Commercial General Liability (CGL) policies typically contain a coverage section dealing with advertising injury. While the exact formulation of the covered offenses that constitute advertising injury may vary depending on the particular policy form, the advertising injury offenses typically include the following:
- Oral or written publication of material that slanders or libels a person or organization or disparages a person’s or organization’s goods, products, or services;
- oral or written publication of material that violates a person’s right of privacy;
- the use of another’s idea in your advertisement; or
- misappropriation of advertising ideas or style of doing business.
This form of coverage has been used by insureds in a variety of business tort cases and especially in cases dealing with intellectual property (IP) claims. Thus, advertising injury coverage has been found applicable in cases involving patent, trademark, and copyright infringement, as well as cases involving libel, slander, and defamation.
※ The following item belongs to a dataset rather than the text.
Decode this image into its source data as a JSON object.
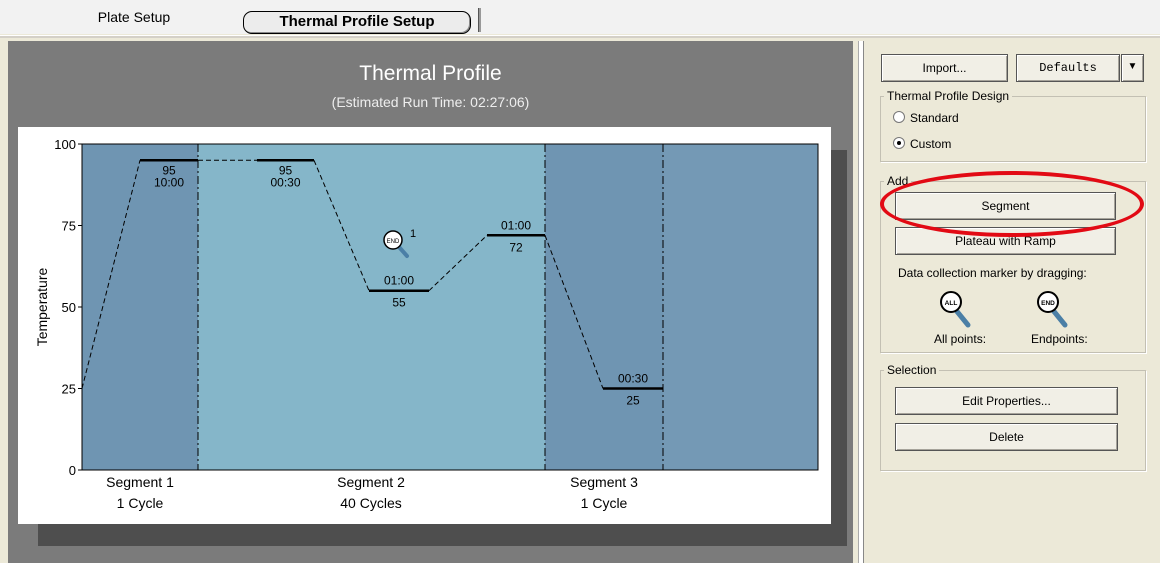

But in securing such coverage, it is not enough that the IP infringement fits within one of the policy’s advertising injury offenses. To secure coverage, an insured must ordinarily demonstrate that the infringement occurred in connection with its advertising activities and that there is a causal relationship between those advertising activities and the claimant’s injuries.
In the case of trade dress infringement, however, the link between an insured’s advertising activities and the claimant’s injury seems readily apparent. The trade dress of a product is essentially its total image and overall appearance. It “involves the total image of a product and may include features such as size, shape, color or color combinations, texture, graphics or even particular sales techniques.”